At two degrees of warming, scientists project significantly more frequent heat waves, accelerated melting of the Greenland and Antarctic ice sheets, sea level rise threatening hundreds of millions of coastal residents, more intense storms, widespread coral reef die-off, and disruptions to agricultural systems. The effects are not uniform -- tropical and polar regions face disproportionate impacts.
What is the difference between climate mitigation and adaptation?
Mitigation means reducing the causes of climate change -- primarily cutting greenhouse gas emissions or removing CO2 from the atmosphere. Adaptation means adjusting systems and communities to cope with changes that are already happening or projected to occur. Both are necessary: mitigation limits how bad things get; adaptation reduces harm from changes already underway.
What are the most effective ways to reduce carbon emissions?
The highest-impact strategies include transitioning electricity generation from fossil fuels to renewables, electrifying transportation and heating systems, improving building energy efficiency, reducing methane from agriculture and fossil fuel operations, and protecting forests. No single approach is sufficient -- substantial reductions require changes across all major emission sectors simultaneously.
How does the engineering design challenge support learning about climate solutions?
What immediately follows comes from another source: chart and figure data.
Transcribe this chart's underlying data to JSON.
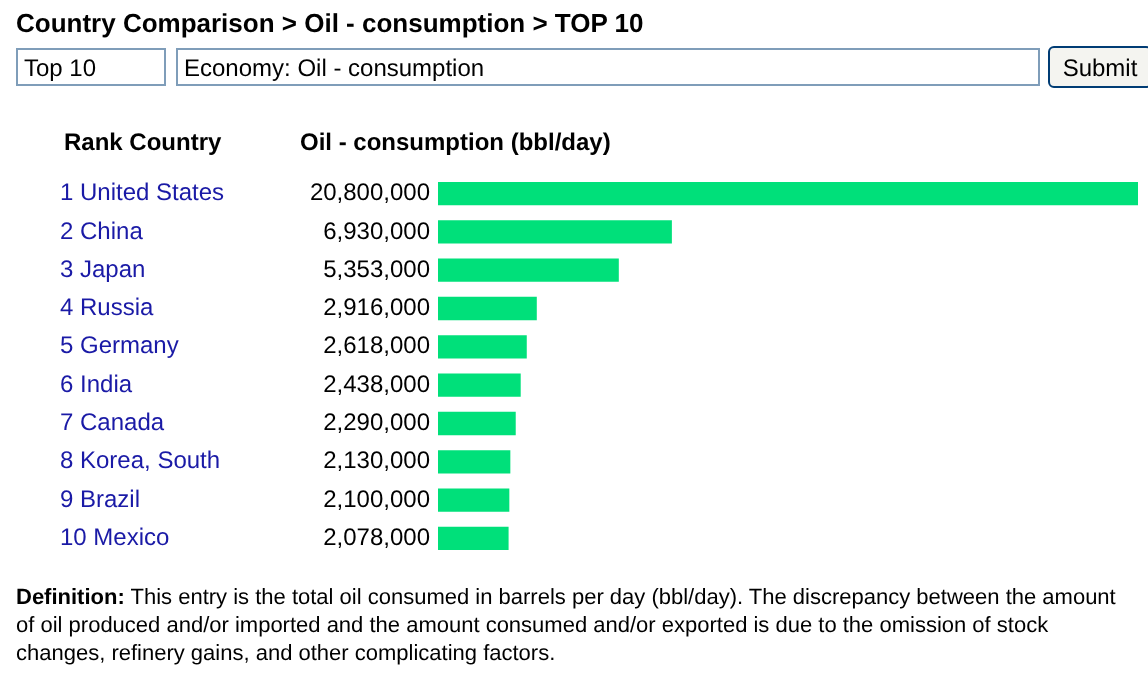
{
  "chart_data": {
    "type": "bar",
    "orientation": "horizontal",
    "title": "Country Comparison > Oil - consumption > TOP 10",
    "ylabel": "Rank Country",
    "xlabel": "Oil - consumption (bbl/day)",
    "categories": [
      "1 United States",
      "2 China",
      "3 Japan",
      "4 Russia",
      "5 Germany",
      "6 India",
      "7 Canada",
      "8 Korea, South",
      "9 Brazil",
      "10 Mexico"
    ],
    "values": [
      20800000,
      6930000,
      5353000,
      2916000,
      2618000,
      2438000,
      2290000,
      2130000,
      2100000,
      2078000
    ],
    "value_labels": [
      "20,800,000",
      "6,930,000",
      "5,353,000",
      "2,916,000",
      "2,618,000",
      "2,438,000",
      "2,290,000",
      "2,130,000",
      "2,100,000",
      "2,078,000"
    ],
    "color": "#00e07a",
    "xlim": [
      0,
      20800000
    ],
    "tick_labels": false,
    "legend": false,
    "annotations": [
      "Top 10",
      "Economy: Oil - consumption",
      "Submit",
      "Definition: This entry is the total oil consumed in barrels per day (bbl/day). The discrepancy between the amount of oil produced and/or imported and the amount consumed and/or exported is due to the omission of stock changes, refinery gains, and other complicating factors."
    ]
  }
}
Designing a real community carbon plan forces students to move beyond abstract facts into genuine trade-off analysis: Which solutions are most cost-effective? Who bears the costs? Which interventions face political resistance? This mirrors the actual work of climate planners and engineers, and develops systems thinking, evidence-based argumentation, and iterative design skills that extend well beyond this topic.